M.R. : Pas vraiment. Beaucoup préfèrent venir travailler plutôt que d'être au chômage partiel. D'autant plus que, avec le système mis en place par le gouvernement, ils gagnent certes 84% de leur salaire net… mais uniquement sur 35h, alors qu'ils en font plutôt 41,5 dans mon entreprise. Par ailleurs, ils ne touchent pas les primes de déplacement et de panier. Si bien qu'ils ne reçoivent au final qu'environ 50% de leur paie habituelle. Et je communique régulièrement avec les salariés, pour les tenir au courant de la situation et de ce que nous mettons en place, c'est important pour la confiance également. Le plus difficile, c'est du côté des maîtres d'ouvrage.

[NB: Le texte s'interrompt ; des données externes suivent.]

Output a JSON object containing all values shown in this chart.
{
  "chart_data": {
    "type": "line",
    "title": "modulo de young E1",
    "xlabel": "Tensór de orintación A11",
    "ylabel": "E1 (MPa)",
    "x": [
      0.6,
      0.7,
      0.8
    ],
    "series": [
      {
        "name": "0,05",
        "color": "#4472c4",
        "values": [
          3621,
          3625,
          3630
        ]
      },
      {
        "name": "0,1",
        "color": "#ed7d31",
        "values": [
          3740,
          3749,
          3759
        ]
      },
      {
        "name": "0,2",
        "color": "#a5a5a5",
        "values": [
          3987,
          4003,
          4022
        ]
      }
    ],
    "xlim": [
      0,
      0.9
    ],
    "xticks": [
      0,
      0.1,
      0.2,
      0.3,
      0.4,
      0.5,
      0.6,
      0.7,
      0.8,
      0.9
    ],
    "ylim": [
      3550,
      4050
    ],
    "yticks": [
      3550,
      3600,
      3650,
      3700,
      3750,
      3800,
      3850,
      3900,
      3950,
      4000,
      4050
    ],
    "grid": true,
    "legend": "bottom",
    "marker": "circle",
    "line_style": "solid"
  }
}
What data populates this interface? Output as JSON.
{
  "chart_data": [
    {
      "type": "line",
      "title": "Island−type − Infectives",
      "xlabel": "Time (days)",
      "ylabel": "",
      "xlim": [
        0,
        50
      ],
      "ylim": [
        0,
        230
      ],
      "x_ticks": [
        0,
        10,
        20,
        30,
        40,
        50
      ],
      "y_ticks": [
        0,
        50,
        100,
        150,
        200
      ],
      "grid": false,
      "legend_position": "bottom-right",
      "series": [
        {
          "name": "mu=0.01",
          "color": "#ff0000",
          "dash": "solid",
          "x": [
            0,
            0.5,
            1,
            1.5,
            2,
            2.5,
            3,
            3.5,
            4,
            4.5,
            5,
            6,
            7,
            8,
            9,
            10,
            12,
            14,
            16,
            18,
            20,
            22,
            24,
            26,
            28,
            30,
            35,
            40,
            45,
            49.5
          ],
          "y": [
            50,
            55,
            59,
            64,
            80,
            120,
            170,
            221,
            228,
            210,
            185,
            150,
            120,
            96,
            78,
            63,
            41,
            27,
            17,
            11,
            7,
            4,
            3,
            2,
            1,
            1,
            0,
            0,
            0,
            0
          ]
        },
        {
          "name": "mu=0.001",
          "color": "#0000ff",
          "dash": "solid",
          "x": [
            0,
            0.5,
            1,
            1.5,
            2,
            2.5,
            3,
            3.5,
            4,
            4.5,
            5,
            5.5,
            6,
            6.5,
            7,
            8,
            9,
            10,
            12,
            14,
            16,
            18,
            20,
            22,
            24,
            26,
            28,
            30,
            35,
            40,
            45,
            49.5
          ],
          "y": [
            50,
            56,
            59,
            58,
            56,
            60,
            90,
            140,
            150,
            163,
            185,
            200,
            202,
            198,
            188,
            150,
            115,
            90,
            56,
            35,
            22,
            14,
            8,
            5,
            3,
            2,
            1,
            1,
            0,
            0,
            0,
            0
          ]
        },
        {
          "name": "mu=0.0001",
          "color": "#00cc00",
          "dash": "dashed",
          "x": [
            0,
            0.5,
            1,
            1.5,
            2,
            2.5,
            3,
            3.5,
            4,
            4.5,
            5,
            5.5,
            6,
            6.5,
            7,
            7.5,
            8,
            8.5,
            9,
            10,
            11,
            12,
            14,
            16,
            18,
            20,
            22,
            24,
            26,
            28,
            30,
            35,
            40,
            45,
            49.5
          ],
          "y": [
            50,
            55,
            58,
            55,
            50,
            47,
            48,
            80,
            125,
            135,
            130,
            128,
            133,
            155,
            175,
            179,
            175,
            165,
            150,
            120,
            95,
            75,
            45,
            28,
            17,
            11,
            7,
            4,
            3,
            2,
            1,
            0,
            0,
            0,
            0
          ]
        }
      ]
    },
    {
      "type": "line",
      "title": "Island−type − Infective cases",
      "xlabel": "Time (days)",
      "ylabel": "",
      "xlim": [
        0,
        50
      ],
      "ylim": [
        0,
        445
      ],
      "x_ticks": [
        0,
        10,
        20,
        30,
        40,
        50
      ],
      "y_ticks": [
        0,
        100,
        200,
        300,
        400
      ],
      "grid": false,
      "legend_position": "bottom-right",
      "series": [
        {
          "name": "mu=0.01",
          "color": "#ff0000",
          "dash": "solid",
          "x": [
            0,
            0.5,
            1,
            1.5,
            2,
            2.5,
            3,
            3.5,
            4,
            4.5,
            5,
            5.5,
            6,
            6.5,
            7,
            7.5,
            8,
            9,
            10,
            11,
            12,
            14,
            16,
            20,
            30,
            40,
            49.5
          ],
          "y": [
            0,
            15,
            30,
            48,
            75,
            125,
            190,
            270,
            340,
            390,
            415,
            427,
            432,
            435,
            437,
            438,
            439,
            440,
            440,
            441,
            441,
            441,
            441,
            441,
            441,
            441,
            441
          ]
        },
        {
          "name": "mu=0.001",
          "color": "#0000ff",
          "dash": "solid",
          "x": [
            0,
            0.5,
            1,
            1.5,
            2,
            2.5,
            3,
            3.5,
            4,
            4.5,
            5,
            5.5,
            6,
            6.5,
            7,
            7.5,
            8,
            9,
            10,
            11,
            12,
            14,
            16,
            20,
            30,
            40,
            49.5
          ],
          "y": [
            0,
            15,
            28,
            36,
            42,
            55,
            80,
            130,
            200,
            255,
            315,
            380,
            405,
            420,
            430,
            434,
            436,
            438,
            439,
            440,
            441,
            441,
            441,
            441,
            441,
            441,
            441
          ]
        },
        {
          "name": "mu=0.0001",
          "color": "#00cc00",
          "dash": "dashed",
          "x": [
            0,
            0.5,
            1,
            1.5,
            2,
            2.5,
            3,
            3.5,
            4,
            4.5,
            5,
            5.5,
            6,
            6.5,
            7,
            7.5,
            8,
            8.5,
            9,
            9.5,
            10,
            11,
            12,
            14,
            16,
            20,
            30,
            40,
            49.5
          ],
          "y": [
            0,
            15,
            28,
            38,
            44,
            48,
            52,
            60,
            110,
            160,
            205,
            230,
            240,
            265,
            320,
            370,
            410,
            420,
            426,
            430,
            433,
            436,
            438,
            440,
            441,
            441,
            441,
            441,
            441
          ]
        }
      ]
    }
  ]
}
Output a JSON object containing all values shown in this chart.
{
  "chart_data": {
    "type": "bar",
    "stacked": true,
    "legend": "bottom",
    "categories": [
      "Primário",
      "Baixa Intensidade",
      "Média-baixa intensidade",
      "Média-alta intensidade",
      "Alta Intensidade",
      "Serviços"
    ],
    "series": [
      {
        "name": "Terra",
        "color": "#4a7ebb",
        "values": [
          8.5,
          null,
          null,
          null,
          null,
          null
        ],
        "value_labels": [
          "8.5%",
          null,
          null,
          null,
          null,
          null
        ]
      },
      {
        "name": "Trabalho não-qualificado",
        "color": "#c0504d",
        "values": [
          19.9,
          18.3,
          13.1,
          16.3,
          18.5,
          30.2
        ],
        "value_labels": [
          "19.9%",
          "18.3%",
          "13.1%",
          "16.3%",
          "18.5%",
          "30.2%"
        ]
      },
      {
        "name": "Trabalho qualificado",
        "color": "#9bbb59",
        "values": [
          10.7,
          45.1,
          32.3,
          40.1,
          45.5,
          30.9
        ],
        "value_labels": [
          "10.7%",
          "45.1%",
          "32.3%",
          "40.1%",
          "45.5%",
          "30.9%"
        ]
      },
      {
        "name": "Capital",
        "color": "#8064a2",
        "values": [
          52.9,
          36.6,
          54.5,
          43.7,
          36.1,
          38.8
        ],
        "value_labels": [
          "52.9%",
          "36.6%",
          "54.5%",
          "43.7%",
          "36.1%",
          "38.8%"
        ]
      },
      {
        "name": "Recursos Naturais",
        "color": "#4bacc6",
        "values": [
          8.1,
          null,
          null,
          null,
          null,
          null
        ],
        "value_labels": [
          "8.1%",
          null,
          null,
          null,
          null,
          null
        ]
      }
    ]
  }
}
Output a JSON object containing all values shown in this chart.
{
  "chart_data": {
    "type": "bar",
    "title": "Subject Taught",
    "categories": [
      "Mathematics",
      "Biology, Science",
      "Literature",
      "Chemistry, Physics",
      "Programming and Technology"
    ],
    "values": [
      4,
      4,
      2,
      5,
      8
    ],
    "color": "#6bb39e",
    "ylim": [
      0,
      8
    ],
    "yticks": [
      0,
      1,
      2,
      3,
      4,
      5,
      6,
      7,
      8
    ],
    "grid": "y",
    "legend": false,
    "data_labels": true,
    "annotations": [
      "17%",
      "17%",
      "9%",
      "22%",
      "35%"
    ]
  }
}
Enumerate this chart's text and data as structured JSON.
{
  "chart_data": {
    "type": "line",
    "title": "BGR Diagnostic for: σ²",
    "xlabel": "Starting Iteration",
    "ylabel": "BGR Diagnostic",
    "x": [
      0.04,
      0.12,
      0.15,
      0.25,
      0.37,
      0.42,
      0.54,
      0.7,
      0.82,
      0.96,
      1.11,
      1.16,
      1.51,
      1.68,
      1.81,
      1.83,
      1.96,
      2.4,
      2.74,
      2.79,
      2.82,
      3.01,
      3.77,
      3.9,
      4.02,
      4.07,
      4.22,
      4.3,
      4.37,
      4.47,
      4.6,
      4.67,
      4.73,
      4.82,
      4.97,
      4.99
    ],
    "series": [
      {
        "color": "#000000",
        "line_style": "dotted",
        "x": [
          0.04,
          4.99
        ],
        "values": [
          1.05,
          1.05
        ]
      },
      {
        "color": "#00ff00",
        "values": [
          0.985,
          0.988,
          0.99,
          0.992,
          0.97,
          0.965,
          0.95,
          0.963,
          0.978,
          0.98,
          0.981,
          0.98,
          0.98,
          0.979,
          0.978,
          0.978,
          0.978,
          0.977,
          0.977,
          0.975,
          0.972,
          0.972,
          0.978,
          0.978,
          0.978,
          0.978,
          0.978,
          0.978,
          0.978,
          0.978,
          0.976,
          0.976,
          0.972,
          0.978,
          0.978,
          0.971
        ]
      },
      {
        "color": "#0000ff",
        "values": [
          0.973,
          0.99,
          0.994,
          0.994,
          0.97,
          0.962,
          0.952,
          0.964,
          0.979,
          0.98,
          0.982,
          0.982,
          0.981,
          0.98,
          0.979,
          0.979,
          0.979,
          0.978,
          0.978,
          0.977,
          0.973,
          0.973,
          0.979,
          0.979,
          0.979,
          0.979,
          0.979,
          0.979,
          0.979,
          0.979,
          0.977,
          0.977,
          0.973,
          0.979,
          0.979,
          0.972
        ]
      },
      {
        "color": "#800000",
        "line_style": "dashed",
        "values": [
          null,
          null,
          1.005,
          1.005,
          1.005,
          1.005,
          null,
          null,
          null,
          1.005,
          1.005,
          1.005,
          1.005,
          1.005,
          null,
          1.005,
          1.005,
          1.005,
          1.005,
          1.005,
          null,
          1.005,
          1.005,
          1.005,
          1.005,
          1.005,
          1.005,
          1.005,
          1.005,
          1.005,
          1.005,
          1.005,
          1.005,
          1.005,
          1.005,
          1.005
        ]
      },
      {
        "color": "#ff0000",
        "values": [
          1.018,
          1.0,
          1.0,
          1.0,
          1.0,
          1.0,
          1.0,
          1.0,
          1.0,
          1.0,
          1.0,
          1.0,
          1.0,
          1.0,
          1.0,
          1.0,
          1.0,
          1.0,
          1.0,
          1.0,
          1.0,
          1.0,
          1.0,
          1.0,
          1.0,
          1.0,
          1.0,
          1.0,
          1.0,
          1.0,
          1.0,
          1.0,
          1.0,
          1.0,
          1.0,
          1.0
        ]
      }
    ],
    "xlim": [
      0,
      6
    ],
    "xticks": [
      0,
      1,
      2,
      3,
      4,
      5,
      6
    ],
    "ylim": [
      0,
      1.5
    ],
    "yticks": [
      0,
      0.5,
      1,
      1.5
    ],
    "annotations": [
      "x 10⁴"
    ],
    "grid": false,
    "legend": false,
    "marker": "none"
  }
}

"La maîtrise d'ouvrage publique doit se mettre à réfléchir à un plan de relance"

 

Batiactu : Quelles difficultés rencontrez-vous vis-à-vis de vos donneurs d'ordre ?

 

M.R. : Des réticences à la reprise persistent. Nous avons besoin que les grandes collectivités locales et donneurs d'ordre comme Enedis remettent en route les travaux, surtout en milieu urbain. Nous travaillons plutôt dans les zones rurales et je pense que c'est aussi ce qui nous a permis de reprendre plus rapidement. De façon générale, la maîtrise d'ouvrage publique doit se mettre à réfléchir à un plan de relance, peut-être département par département, pour redonner du souffle et préparer l'avenir.

 

Le personnel de Réguillon reçoit des masques
Pour reprendre l'activité en toute sécurité, dans un contexte où l'épidémie de Covid19 sévit toujours, le personnel de Réguillon a reçu 10 masques lavables. © Réguillon

 

Batiactu : Comment voyez-vous cet avenir justement ?

 

M.R. : En 2019, le chiffre d'affaires du groupe s'élevait à 20 millions d'euros environ, avec un résultat net de 600.000 euros. Nous étions bien partis pour suivre cette même direction avant la crise sanitaire. Désormais, je pense que nous aurons un résultat à 0, 0-, en fin d'année. Nous allons limiter la casse, à la condition que nous recommencions à travailler. Le comportement des collaborateurs qui ont déjà repris a permis de convaincre plus facilement nos partenaires financiers et d'obtenir une aide, ce qui est par ailleurs important pour garantir les emplois.

 

Batiactu : Quelles aides avez-vous obtenues ?

 

M.R. : J'ai demandé un prêt garanti par l'État qui a été accepté tout de suite, au cours d'une réunion avec les partenaires financiers la semaine passée [celle du 6 avril, NDLR]. Très rapidement, j'avais réalisé un prévisionnel et un plan de trésorerie pour mesurer jusqu'à quand nous pourrions tenir, j'avais repris le business plan du groupe jusqu'à la fin de l'année. J'ai donc su assez vite ce qui allait me manquer et comment maîtriser le résultat et la trésorerie. Ma demande de prêt reste cependant raisonnable : je ne suis pas allé jusqu'à 25% du chiffre d'affaires. De plus, elle était réfléchie en fonction du plan de reprise de l'activité, déjà amorcé. Et comme la relance se passait, cela a rassuré. Certains m'ont dit que j'allais trop vite, mais au contraire, je pense qu'il est important de redonner une dynamique rapidement. Se remettre au travail en juin sera trop tardif, il y aura plus de casse à attendre qu'à agir, de façon intelligente et en assurant la sécurité.